Past Eid festivals loom large in the memory in war-ravaged Gaza
Sifting through the debris, Najjar said the stench of death guided her to bodies that may be of her relatives, some of whom she was able to identify by their clothes, others by belongings like medication.
“We identified him by his scarf stained with blood,” she said of one of her youngest relatives, Salam. “We just saw the tiny bones.”
Whether his death will be documented remains unclear.
Health officials in the Gaza Strip say that more than 33,000 Palestinians have been killed since the war erupted Oct. 7 after Hamas burst across the border and rampaged in southern Israel, killing 1,200 people and taking more than 250 hostages, according to Israeli tallies.

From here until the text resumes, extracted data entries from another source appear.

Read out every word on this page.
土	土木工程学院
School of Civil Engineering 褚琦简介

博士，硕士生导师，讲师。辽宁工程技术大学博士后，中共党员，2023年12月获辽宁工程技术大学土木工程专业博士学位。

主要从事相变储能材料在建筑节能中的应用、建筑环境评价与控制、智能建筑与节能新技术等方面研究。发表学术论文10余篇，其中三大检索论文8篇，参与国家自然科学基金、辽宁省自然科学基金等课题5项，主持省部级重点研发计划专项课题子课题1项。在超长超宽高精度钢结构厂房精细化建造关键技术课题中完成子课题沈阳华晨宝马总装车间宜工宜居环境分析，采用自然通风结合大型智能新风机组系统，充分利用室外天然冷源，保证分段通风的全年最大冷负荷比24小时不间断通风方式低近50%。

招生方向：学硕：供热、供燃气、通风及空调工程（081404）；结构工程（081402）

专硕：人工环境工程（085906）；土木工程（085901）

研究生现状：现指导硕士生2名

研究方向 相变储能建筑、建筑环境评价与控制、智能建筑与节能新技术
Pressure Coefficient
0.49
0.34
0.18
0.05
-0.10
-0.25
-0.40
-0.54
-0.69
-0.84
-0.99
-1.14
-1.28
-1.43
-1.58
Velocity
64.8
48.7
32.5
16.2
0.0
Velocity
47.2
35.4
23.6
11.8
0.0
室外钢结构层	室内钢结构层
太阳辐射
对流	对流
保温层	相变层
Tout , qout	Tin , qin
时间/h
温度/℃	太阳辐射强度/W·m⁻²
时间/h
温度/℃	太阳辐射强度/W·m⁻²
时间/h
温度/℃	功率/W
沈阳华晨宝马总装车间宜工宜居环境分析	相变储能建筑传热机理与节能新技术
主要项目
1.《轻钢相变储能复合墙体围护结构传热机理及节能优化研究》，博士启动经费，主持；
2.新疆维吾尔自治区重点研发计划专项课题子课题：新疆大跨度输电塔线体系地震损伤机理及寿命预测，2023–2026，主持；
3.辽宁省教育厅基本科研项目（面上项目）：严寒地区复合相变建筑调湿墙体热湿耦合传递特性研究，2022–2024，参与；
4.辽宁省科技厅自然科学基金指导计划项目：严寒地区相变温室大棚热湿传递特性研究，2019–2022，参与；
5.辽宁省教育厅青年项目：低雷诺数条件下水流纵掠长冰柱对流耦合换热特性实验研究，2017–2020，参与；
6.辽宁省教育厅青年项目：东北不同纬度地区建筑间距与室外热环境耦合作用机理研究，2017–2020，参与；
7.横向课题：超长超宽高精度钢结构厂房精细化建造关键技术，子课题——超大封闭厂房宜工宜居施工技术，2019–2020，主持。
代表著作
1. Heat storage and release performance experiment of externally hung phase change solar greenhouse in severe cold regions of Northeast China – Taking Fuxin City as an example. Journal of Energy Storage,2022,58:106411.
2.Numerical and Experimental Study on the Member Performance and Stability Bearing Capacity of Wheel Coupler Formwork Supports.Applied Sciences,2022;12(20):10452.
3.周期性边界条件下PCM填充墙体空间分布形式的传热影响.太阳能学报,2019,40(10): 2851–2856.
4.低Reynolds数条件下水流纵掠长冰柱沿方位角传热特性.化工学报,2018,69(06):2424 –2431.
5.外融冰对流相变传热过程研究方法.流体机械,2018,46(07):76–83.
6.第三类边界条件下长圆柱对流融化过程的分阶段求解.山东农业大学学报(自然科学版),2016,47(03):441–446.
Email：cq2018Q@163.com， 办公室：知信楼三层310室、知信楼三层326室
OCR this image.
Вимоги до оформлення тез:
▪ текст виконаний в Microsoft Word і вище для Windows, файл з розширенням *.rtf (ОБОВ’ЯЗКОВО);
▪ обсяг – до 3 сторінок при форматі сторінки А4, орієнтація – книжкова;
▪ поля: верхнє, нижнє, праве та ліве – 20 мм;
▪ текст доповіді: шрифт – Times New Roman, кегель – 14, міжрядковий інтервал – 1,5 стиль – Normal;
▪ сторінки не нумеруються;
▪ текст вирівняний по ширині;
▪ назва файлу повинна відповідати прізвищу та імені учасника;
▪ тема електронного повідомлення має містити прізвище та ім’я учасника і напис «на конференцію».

Six months on and many more bodies are thought to be buried under the rubble in Gaza, where hospitals have been destroyed, food and medicine are in short supply, and most of the population of 2.3 million have been displaced.
More than half sought sanctuary in the enclave’s southernmost city of Rafah, where some handed out small bags of sweets to children and performed Eid prayers in the ruins of a mosque, its minaret still standing but its dome collapsed in a heap.
“It’s not Eid,” said Zena Hasona, 10, who fled to Rafah from Gaza City after Israel urged residents to leave when it launched its ground invasion in the north of the enclave. “We don’t have anything like we used to have. We had everything in Gaza, our family, relatives, house and friends, but now no one is here.”
Nearby, people flocked to a cemetery to pay their respects to dead relatives, an Eid tradition.
“May God have mercy upon him. He used to wake up in the morning and go to the mosque for (Eid) prayers with the children,” Ahmed al-Jamal said at the grave of his 11-year-old son, Bassam, who he said was killed in Israeli shelling last month.
“I don’t feel it’s Eid. It’s just an ordinary day,” he added, looking down at the single breeze block that marked his son’s burial spot.
Others have not been able to mark deaths in a dignified way. With morgues overburdened, some of the dead have been buried in mass graves, unidentified, robbed of their traditional funeral rites.
Back in the dystopian wasteland of Khan Younis, Najjar said she was determined that that fate would not befall her relatives.
“I won’t rest till I bury them all, bone by bone,” she said.